Volver a la tierra es posible sin tener casa o huerto en un pueblo. Dos iniciativas, una pública en Balboa, la puerta de los Ancares, y otra privada, en Villoria de Órbigo, ponen al alcance de la mano el contacto real con la naturaleza mediante la adopción de árboles.

El Ayuntamiento de Balboa ha creado un banco de castaños para poner fin al abandono de soutos milenarios por culpa de la despoblación y del envejecimiento del mundo rural. «Hemos reunido siete hectáreas de castaños, con unos 250 árboles, y buscamos personas que se comprometan a limpiarlos al menos una vez al año. A cambio podrán recoger sus frutos», explica el alcalde, José Manuel Gutiérrez Monteserín.

En el Bierzo hay 20.000 hectáreas de castaño, lo que representa el 50% de la superficie de esta especie en Castilla y León. Es, además, el cultivo más extendido desde tiempo inmemorial de la comarca del Bierzo.

Pero, como apunta la Asociación A Morteira en su estudio sobre el castaño, «el progresivo abandono del medio rural, las enfermedades y la falta de perspectivas económicas están haciendo desaparecer los bosques de castaños, los soutos ». De hecho, se contabilizan casi 6.000 hectáreas de castaño semiabandonadas y otras 5.000 abandonadas.

Resolver este problema por la vía del mercado y la producción se presenta como algo «muy complicado» para los expertos. La conservación de los soutos, mantienen, pasa por su valoración como elementos patrimoniales; la Asociación de Agricultores Bercianos confía en la castaña como un «revulsivo económico» para la comarca.

Para facilitar las primeras adopciones, el Ayuntamiento de Balboa entrega el soto limpio el primer año. A partir de ese momento, son las madrinas y los padrinos quienes se tienen que ocupar de la limpieza del castaño. La adopción es «un camino válido para ayuntamientos con pocos recursos» y también una forma de difundir entre la población «urbanita» la cultura de la tierra, apunta el coordinador de la Casa de las Gentes de Balboa, Pepe Alonso.

Casi en el otro extremo de la provincia y en una de las zonas de regadío más prósperas de la provincia, el Ecohuerto de Villoria de Órbigo ofrece la adopción de 700 cerezos y ciruelos en una finca cuya plantación data de hace cinco años. El promotor, José Alonso, es «hijo» del campo aunque en los últimos diez años se había dedicado a trabajar como cuidador en una residencia. Este es el primer año que los cerezos dan «fruta de verdad». Los ciruelos fueron más madrugadores. «El primer año celebramos la floración con el domingo tortillero», recuerda.

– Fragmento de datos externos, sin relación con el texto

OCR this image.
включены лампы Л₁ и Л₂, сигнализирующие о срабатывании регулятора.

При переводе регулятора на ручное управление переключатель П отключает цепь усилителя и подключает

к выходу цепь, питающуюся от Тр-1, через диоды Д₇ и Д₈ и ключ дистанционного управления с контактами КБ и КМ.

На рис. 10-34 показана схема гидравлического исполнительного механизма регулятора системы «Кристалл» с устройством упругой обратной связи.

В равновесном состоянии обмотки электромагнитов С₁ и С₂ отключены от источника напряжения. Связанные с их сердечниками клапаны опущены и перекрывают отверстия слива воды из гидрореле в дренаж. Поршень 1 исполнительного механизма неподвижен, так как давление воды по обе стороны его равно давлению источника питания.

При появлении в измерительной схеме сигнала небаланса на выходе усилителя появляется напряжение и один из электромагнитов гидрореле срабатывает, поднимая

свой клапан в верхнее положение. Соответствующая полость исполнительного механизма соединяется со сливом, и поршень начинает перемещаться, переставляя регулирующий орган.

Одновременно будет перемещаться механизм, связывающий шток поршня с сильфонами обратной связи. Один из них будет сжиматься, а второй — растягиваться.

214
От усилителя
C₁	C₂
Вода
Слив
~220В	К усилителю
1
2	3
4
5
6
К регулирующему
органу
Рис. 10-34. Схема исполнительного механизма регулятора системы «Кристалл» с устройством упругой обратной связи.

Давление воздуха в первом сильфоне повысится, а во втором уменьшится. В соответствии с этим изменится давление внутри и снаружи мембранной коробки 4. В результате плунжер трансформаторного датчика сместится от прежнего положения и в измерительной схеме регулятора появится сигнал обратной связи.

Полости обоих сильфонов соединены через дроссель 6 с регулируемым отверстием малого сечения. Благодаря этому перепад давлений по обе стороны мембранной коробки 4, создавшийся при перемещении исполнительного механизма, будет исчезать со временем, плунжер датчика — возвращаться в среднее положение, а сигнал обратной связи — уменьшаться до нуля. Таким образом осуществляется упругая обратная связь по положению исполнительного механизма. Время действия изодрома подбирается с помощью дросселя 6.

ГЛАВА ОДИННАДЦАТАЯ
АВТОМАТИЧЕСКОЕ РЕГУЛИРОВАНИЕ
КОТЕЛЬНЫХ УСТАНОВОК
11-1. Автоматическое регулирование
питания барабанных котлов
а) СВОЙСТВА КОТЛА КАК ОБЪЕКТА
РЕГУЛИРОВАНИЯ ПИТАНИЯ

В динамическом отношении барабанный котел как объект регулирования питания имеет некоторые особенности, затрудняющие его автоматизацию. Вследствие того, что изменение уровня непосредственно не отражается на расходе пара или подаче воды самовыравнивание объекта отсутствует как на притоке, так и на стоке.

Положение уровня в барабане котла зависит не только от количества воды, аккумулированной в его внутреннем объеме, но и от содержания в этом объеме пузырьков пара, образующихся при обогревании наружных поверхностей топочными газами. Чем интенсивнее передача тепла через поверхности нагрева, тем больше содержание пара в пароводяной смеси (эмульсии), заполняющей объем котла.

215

El objetivo de las adopciones es garantizar la compra de una parte de la producción anual desde el punto de vista económico y dar la oportunidad a las personas adoptantes de disfrutar recogiendo su propia fruta.

A cambio de 250 euros el adoptante tiene derecho a la producción de un árbol, que ahora se estima en diez kilos de cerezas o ciruelas. La finca tiene 2,5 hectáreas y 700 frutales. El objetivo de este proyecto empresarial es tener «un adoptante por árbol». De momento medio centenar de personas, la mayoría de León capital, participan en la experiencia. «Tebenos el 20% de la producción vendida y cobrada», apunta Alonso.

«El apadrinamiento es un sistema idóneo para las personas de la ciudad, donde es muy difícil tener un huerto propio», explica Tello González, quien se entusiasmó con la iniciativa porque «estoy inválido, yo no lo podría cultivar y aquí tengo la posibilidad de disfrutarlo». Se lleva la fruta y la comparte con la gente de la residencia.

El laboreo de la finca es mínimo y está adaptado al reglamento de agricultura ecológica. Cada año es supervisada por la Junta para mantener el sello ecológico. «No uso herbicidas, ni insecticidas ni abonos químicos», recalca Alonso.

Los adoptantes se llevan la fruta «en el momento óptimo de maduración», una ventaja para el paladar, y toman conciencia de que «un árbol es todo un ecosistema, nunca está solo».